Russian military officer (1847–1894)

Lieutenant Colonel Karl Edward Karlovich Rjepetsky (born: Karol Edward Karlovich Rzepecki; 10 August 1847 – 12 November 1894) was a Russian lieutenant colonel in the 19th century who served during the Russo-Turkish War. His body was re-discovered during excavations to lay the foundation of a new building in 2017. His body was then reburied in Ardahan, Türkiye.

==Early life==
Karl Edward Rjepetsky was born in Reval, Governorate of Estonia, Russian Empire (now Tallinn, Estonia) on 10 August 1847 to Karol Ivanovich Rzepecki and Aalia Rzepecka, and was one of 7 children.

==Military career==
After graduating from Warsaw Infantry Cadets School, Rjepetsky joined the Russian Imperial Army in the 69th Tashkent Guberniyası Battalion in 1875 and rose to the rank of Podpolkovnik (lieutenant colonel) of the 1st Turkistan Artillery Battalion in 1891. He was later assigned to the 78th Navagin Regiment of the 20th Infantry Division in the 1st Caucasus Army Corps. He took part in the Russian-Turkish War, after which he may have settled in the Occupied Region. Three of his brothers also were soldiers at the same time as he was.

== Awards ==
=== Orders ===
- 1876 Order of Saint Stanislaus, 3rd class
- 1877 Order of Saint Anna, 3rd class
- 1877 Order of Saint Stanislaus, 2nd class

=== Medals ===
- Medal "For the Conquest of the Kokand Khanate"

==Personal life==
Rjepetsky was married to Helena Rzepecka (1865–1937). Together they had 5 children: Maria (1883–1954), Helena (1885–1968), Zofia (1886–1890), unknown name (born between 1870 and 1894) and Nikolai Karlovich (born between 1870 and 1894).
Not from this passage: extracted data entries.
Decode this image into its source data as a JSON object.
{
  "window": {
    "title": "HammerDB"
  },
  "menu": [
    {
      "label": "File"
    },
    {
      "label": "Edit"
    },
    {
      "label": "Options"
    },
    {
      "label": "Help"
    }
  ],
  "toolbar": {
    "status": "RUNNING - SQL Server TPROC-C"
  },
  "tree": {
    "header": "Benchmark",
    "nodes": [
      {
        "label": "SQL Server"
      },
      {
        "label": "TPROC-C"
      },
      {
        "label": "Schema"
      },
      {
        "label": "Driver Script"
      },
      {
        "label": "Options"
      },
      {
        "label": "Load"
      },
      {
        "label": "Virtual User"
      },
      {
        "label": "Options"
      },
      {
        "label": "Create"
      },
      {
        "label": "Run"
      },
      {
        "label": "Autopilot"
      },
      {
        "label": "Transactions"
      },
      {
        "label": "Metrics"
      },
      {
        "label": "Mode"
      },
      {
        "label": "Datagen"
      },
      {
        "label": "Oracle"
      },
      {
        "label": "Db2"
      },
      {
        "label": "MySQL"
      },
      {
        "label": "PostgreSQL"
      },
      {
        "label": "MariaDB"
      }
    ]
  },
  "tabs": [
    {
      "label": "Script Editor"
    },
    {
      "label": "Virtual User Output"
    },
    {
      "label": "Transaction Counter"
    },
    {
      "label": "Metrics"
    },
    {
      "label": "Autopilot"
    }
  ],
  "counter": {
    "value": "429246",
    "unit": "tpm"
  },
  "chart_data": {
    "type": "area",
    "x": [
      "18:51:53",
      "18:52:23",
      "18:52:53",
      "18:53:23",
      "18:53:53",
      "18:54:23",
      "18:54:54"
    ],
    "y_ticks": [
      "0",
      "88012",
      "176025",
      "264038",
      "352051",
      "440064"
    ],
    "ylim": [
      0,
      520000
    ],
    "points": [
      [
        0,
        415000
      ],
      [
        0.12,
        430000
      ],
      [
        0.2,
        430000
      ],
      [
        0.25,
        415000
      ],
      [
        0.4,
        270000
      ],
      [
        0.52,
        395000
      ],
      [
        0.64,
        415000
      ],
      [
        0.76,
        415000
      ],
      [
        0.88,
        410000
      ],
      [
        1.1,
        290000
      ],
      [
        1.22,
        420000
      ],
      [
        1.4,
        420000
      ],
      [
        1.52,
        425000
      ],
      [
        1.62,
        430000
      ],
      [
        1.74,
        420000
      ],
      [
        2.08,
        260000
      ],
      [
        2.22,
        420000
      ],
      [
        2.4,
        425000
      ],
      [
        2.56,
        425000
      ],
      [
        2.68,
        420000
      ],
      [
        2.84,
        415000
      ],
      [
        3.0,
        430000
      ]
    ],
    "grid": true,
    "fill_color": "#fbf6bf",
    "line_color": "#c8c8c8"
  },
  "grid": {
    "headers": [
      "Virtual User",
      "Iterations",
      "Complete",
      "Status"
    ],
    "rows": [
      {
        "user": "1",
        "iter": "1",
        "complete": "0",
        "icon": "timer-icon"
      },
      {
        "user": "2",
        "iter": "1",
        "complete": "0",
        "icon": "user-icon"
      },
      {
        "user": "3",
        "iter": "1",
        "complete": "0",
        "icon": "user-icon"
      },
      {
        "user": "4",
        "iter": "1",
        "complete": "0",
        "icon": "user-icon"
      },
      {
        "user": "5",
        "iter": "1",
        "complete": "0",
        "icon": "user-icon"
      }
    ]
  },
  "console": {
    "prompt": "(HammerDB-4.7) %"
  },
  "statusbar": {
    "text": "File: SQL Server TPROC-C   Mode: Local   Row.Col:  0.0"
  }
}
He was the older brother of major general Vladimir Rzepecki and younger brother of colonel Mikołaj Rzepecki (1840 - 1914) and lieutenant Aleksander Konstantin Rzepecki (1849-1899). He was also the grandfather of Brunon Tymiński, co-grandfather of Herman Tymiński, and the maternal great-grandfather of Danuta Siedzikówna and her sister, Wiesława Korzeń.

==Death and discovery==
According to the death certificate given by an Armenian Catholic priest who has buried him, Rjepetsky died from a cerebral haemorrhage; "I, Ter-Stepan Zakaryan, the priest of the Ardahan Armenian Catholic Church, buried Lieutenant Colonel Karl Karlovich Rjepetsky, in Ardahan Russian Cemetery, in the name of Holy Mother of God.

Born in August 10th 1847, died in November 12th 1894 of cerebral haemorrhage, as confirmed by the senior doctor of the regiment, I certify the death certificate of the late Lieutenant Colonel Rjepetsky with my signature and church seal."

His body was re-discovered in April 2017 during excavations to lay the foundation of a new building in Ardahan amongst numerous Imperial Russian corpses. The corpse was kept safe at Kars Museum until the negotiations between Poland and Russia would be finished as both argued that Rjepetsky should be buried in their respective territories. In the end, Rjepetsky was buried at Ardahan's Malakanlar Cemetery where Russians lived in Ardahan when it was still controlled by them. According to Ardahan governor, Russia's consulate in the nearby province of Trabzon attended the burial.